All opinions expressed in the blog are solely mine.
"If you happened to be wealthy and educated and alive in 16th- and 17th-century Europe, it was fashionable to have a Wunderkammern, a “wonder chamber,” or a “cabinet of curiosities” in your house—a room filled with rare and remarkable objects that served as a kind of external display of your thirst for knowledge of the world." - from Austin Kleon in Show Your Work
Once we called these "prized possessions" collected over a lifetime. Sport fuels our memory machines, the sum of our experiences. No two are alike.
This is not Jason Selk's "highlight reel" in 10 Minute Toughness. What artifacts might we unearth along our wunderkammern memory lane?
Scrapbooks
Books
Trophies
Videos and CDs
Photographs
Cards and letters
Awards and honors
Imagine having an Olympic Gold Medal in volleyball as an indoor or outdoor player or a coach. Karch Kiraly has all three.
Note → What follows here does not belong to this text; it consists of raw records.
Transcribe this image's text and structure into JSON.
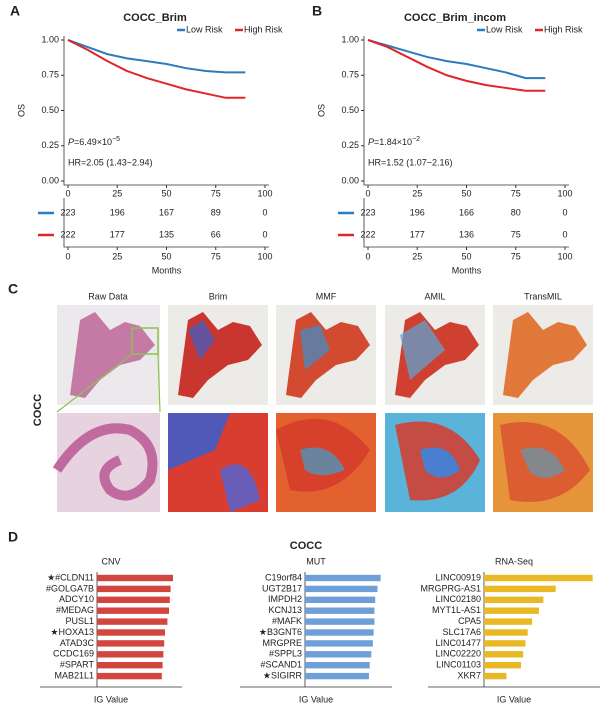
{
  "panel_labels": {
    "a": "A",
    "b": "B",
    "c": "C",
    "d": "D"
  },
  "panel_c": {
    "row_label": "COCC",
    "columns": [
      "Raw Data",
      "Brim",
      "MMF",
      "AMIL",
      "TransMIL"
    ]
  },
  "panel_d_title": "COCC",
  "chart_data": [
    {
      "type": "line",
      "title": "COCC_Brim",
      "ylabel": "OS",
      "xlabel": "Months",
      "x": [
        0,
        10,
        20,
        30,
        40,
        50,
        60,
        70,
        80,
        90
      ],
      "series": [
        {
          "name": "Low Risk",
          "color": "#2b7bbf",
          "values": [
            1.0,
            0.95,
            0.9,
            0.87,
            0.85,
            0.83,
            0.8,
            0.78,
            0.77,
            0.77
          ],
          "at_risk": [
            223,
            196,
            167,
            89,
            0
          ]
        },
        {
          "name": "High Risk",
          "color": "#e0252b",
          "values": [
            1.0,
            0.93,
            0.85,
            0.78,
            0.73,
            0.69,
            0.65,
            0.62,
            0.59,
            0.59
          ],
          "at_risk": [
            222,
            177,
            135,
            66,
            0
          ]
        }
      ],
      "xlim": [
        0,
        100
      ],
      "xticks": [
        0,
        25,
        50,
        75,
        100
      ],
      "ylim": [
        0,
        1
      ],
      "yticks": [
        {
          "value": 0,
          "label": "0.00"
        },
        {
          "value": 0.25,
          "label": "0.25"
        },
        {
          "value": 0.5,
          "label": "0.50"
        },
        {
          "value": 0.75,
          "label": "0.75"
        },
        {
          "value": 1,
          "label": "1.00"
        }
      ],
      "legend": "top-right",
      "p_label": "P",
      "p_text": "=6.49×10",
      "p_exp": "−5",
      "hr_text": "HR=2.05 (1.43−2.94)"
    },
    {
      "type": "line",
      "title": "COCC_Brim_incom",
      "ylabel": "OS",
      "xlabel": "Months",
      "x": [
        0,
        10,
        20,
        30,
        40,
        50,
        60,
        70,
        80,
        90
      ],
      "series": [
        {
          "name": "Low Risk",
          "color": "#2b7bbf",
          "values": [
            1.0,
            0.96,
            0.92,
            0.88,
            0.85,
            0.83,
            0.8,
            0.77,
            0.73,
            0.73
          ],
          "at_risk": [
            223,
            196,
            166,
            80,
            0
          ]
        },
        {
          "name": "High Risk",
          "color": "#e0252b",
          "values": [
            1.0,
            0.95,
            0.88,
            0.81,
            0.75,
            0.71,
            0.68,
            0.66,
            0.64,
            0.64
          ],
          "at_risk": [
            222,
            177,
            136,
            75,
            0
          ]
        }
      ],
      "xlim": [
        0,
        100
      ],
      "xticks": [
        0,
        25,
        50,
        75,
        100
      ],
      "ylim": [
        0,
        1
      ],
      "yticks": [
        {
          "value": 0,
          "label": "0.00"
        },
        {
          "value": 0.25,
          "label": "0.25"
        },
        {
          "value": 0.5,
          "label": "0.50"
        },
        {
          "value": 0.75,
          "label": "0.75"
        },
        {
          "value": 1,
          "label": "1.00"
        }
      ],
      "legend": "top-right",
      "p_label": "P",
      "p_text": "=1.84×10",
      "p_exp": "−2",
      "hr_text": "HR=1.52 (1.07−2.16)"
    },
    {
      "type": "bar",
      "title": "CNV",
      "xlabel": "IG Value",
      "color": "#d2463f",
      "xlim": [
        0,
        1
      ],
      "categories": [
        "★#CLDN11",
        "#GOLGA7B",
        "ADCY10",
        "#MEDAG",
        "PUSL1",
        "★HOXA13",
        "ATAD3C",
        "CCDC169",
        "#SPART",
        "MAB21L1"
      ],
      "values": [
        0.95,
        0.92,
        0.91,
        0.9,
        0.88,
        0.85,
        0.84,
        0.83,
        0.82,
        0.81
      ]
    },
    {
      "type": "bar",
      "title": "MUT",
      "xlabel": "IG Value",
      "color": "#6f9fd8",
      "xlim": [
        0,
        1
      ],
      "categories": [
        "C19orf84",
        "UGT2B17",
        "IMPDH2",
        "KCNJ13",
        "#MAFK",
        "★B3GNT6",
        "MRGPRE",
        "#SPPL3",
        "#SCAND1",
        "★SIGIRR"
      ],
      "values": [
        0.97,
        0.93,
        0.9,
        0.89,
        0.89,
        0.88,
        0.87,
        0.85,
        0.83,
        0.82
      ]
    },
    {
      "type": "bar",
      "title": "RNA-Seq",
      "xlabel": "IG Value",
      "color": "#e8b825",
      "xlim": [
        0,
        1
      ],
      "categories": [
        "LINC00919",
        "MRGPRG-AS1",
        "LINC02180",
        "MYT1L-AS1",
        "CPA5",
        "SLC17A6",
        "LINC01477",
        "LINC02220",
        "LINC01103",
        "XKR7"
      ],
      "values": [
        0.97,
        0.64,
        0.53,
        0.49,
        0.43,
        0.39,
        0.37,
        0.35,
        0.33,
        0.2
      ]
    }
  ]
}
Treasures like those make our collections seem small.
Birth of Venus, Sandro Botticelli
Our craft never springs full grown like Botticelli's "Birth of Venus." Our work emerges after painstaking practice and preparation over a lifetime. My first exposure to art history was Fine Arts 13 at Harvard. Learning about the craft of masters matters as much as hearing Newton's Laws.
We never know the origin or our next athletic memories.
"Show your work." Build connections with others.
Lagniappe. "There’s a healthier way of thinking about creativity that the musician Brian Eno refers to as “scenius.” Under this model, great ideas are often birthed by a group of creative individuals—artists, curators, thinkers, theorists, and other tastemakers—who make up an “ecology of talent." - from Austin Kleon, "Show Your Work"
Think about your 'ecology of talent' the factors encompassing your volleyball experience.